- Pitcher
- Born: November 19, 1929 Cook County, Illinois, US
- Died: September 5, 2015 (aged 85) Crestwood, Illinois, US
- Batted: RightThrew: Right

Career statistics
- Games: 84
- Win–loss record: 16-26
- Earned run average: 4.36
- Stats at Baseball Reference

Teams
- Iola Indians (1951); El Dorado Oilers (1954); Burlington Bees (1954); Baton Rouge Red Sticks (1954–1955); Baton Rouge Rebels (1956);

= Chester Stranczek =

American politician

Chester K. Stranczek (November 19, 1929 – September 5, 2015) was an American businessman, politician, and former Minor League Baseball player who was the mayor of Crestwood, Illinois, for 39 years, from 1969 to 2007. He drew national attention during his tenure for cutting expenses in part by privatizing city services, and for refunding residents' property taxes for more than a decade. He was also known as a colorful character with outspoken views on political and social issues, sometimes using a personal billboard posted near the town entrance to express his political and religious beliefs.

Stranczek was born in Cook County, Illinois, on November 19, 1929. He was the first of eight children born to Polish immigrants Josephine & Kanty Stranczek. Only Polish was spoken at home, and Stranczek began to speak English in first grade. He died in 2015.

==Baseball career==
Stranczek worked on his family's farm until graduation from high school in 1949, when he joined the Salina Blue Jays as a pitcher in the Kansas Oklahoma Missouri League. In 1951, he was drafted into the Army. During the Korean War, Stranczek spent 17 months on the Army's baseball team, which was headquartered in Tokyo and toured the Far East. He returned to minor league baseball in , playing with the Burlington Bees before joining the Baton Rouge Red Sticks. In 1955, Stranczek tore the ligament in his right knee, which ended his baseball career.

==Business and political career==
After his injury, Stranczek returned to Illinois, and worked for a trucking company before starting his own business, Crest Fuel & Materials, in May 1959. He married Diane Buksa in 1961 and they had two sons, Michael (born 1961) and Robert (born 1964).

In 1969, Stranczek ran as a Republican for mayor of the village of Crestwood. It was a post he would hold for nearly forty years until his retirement in 2007. He declared his intention to run the town like a business, and through a series of privatizations raised enough business revenue for residential property tax rebates. Those began in 1993 with a total $1 million rebate and increased annually until 2009, when city officials were sued for providing drinking water from a contaminated well. It was found that since the early 1980s the mayor and other officials had opted to tap water from a contaminated source rather than fix a leaky water main.

Stranczek retired mid-term in 2007, at age 78. He was succeeded as mayor by his son, Robert Stranczek.

==Later life and death==
After stepping down as mayor, Chester Stranczek retired to Boca Raton, Florida. He developed Parkinson's disease and died September 5, 2015, at the age of 85. He is buried at the St. Benedict Catholic Cemetery in Crestwood.

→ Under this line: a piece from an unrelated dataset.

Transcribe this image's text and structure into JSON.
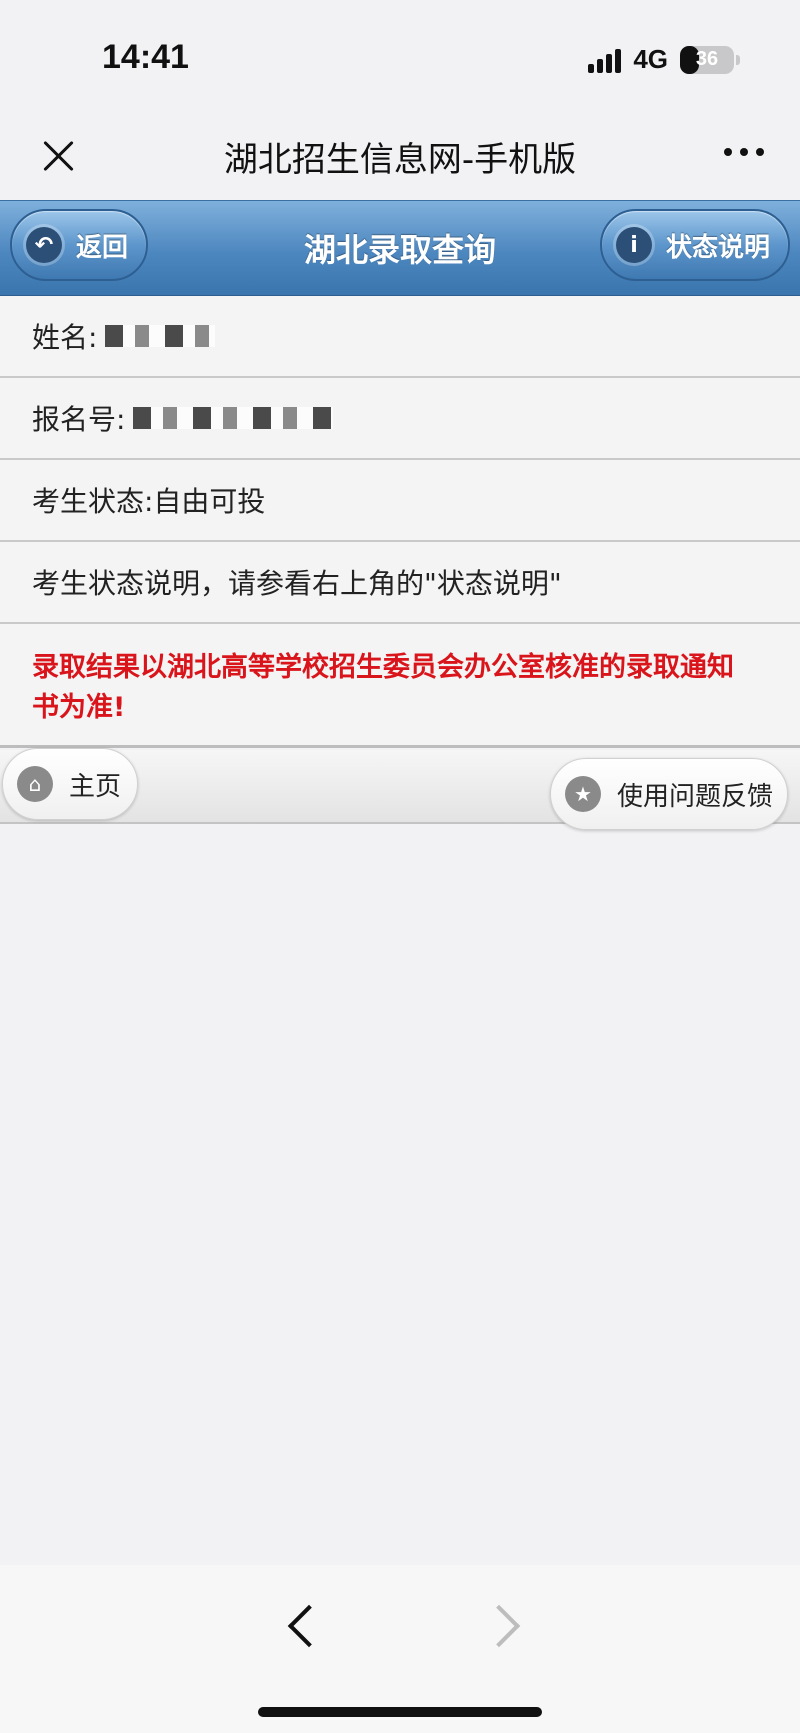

==Water contamination scandal==

In April 2009, the Chicago Tribune reported that for 40 years the city had been drawing drinking water from a well contaminated with toxic chemicals. By secretly drawing water from their contaminated well, Crestwood officials saved $380,000 a year that otherwise would have been spent maintaining the water system, and avoided routine testing that would have alerted authorities to toxic chemicals in the village's drinking water.

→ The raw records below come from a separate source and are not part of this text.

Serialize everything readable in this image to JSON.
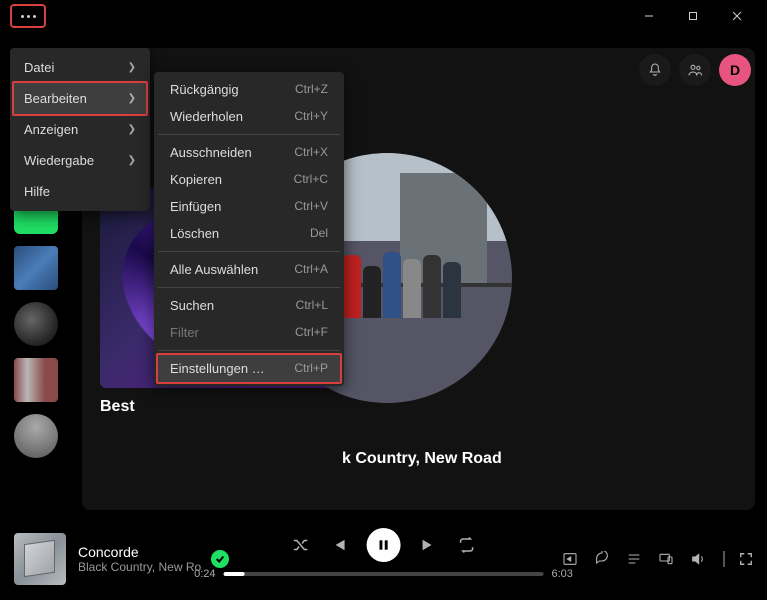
{
  "window": {
    "minimize": "–",
    "maximize": "□",
    "close": "✕"
  },
  "user": {
    "initial": "D"
  },
  "menu": {
    "items": [
      {
        "label": "Datei"
      },
      {
        "label": "Bearbeiten",
        "active": true
      },
      {
        "label": "Anzeigen"
      },
      {
        "label": "Wiedergabe"
      },
      {
        "label": "Hilfe"
      }
    ]
  },
  "submenu": {
    "groups": [
      [
        {
          "label": "Rückgängig",
          "shortcut": "Ctrl+Z"
        },
        {
          "label": "Wiederholen",
          "shortcut": "Ctrl+Y"
        }
      ],
      [
        {
          "label": "Ausschneiden",
          "shortcut": "Ctrl+X"
        },
        {
          "label": "Kopieren",
          "shortcut": "Ctrl+C"
        },
        {
          "label": "Einfügen",
          "shortcut": "Ctrl+V"
        },
        {
          "label": "Löschen",
          "shortcut": "Del"
        }
      ],
      [
        {
          "label": "Alle Auswählen",
          "shortcut": "Ctrl+A"
        }
      ],
      [
        {
          "label": "Suchen",
          "shortcut": "Ctrl+L"
        },
        {
          "label": "Filter",
          "shortcut": "Ctrl+F",
          "disabled": true
        }
      ],
      [
        {
          "label": "Einstellungen …",
          "shortcut": "Ctrl+P",
          "hot": true
        }
      ]
    ]
  },
  "content": {
    "card_title": "Best",
    "artist_name": "k Country, New Road"
  },
  "player": {
    "title": "Concorde",
    "artist": "Black Country, New Ro",
    "elapsed": "0:24",
    "total": "6:03"
  }
}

In April 2013, Crestwood police chief Theresa Neubauer, who was also the city's water commissioner, and certified water operator Frank Scaccia were both found guilty of lying to environmental regulators about water quality. They were sentenced to two years' probation each. Chester Stranczek had by then been diagnosed with Parkinson's disease, and was found not competent to face charges or testify in the case.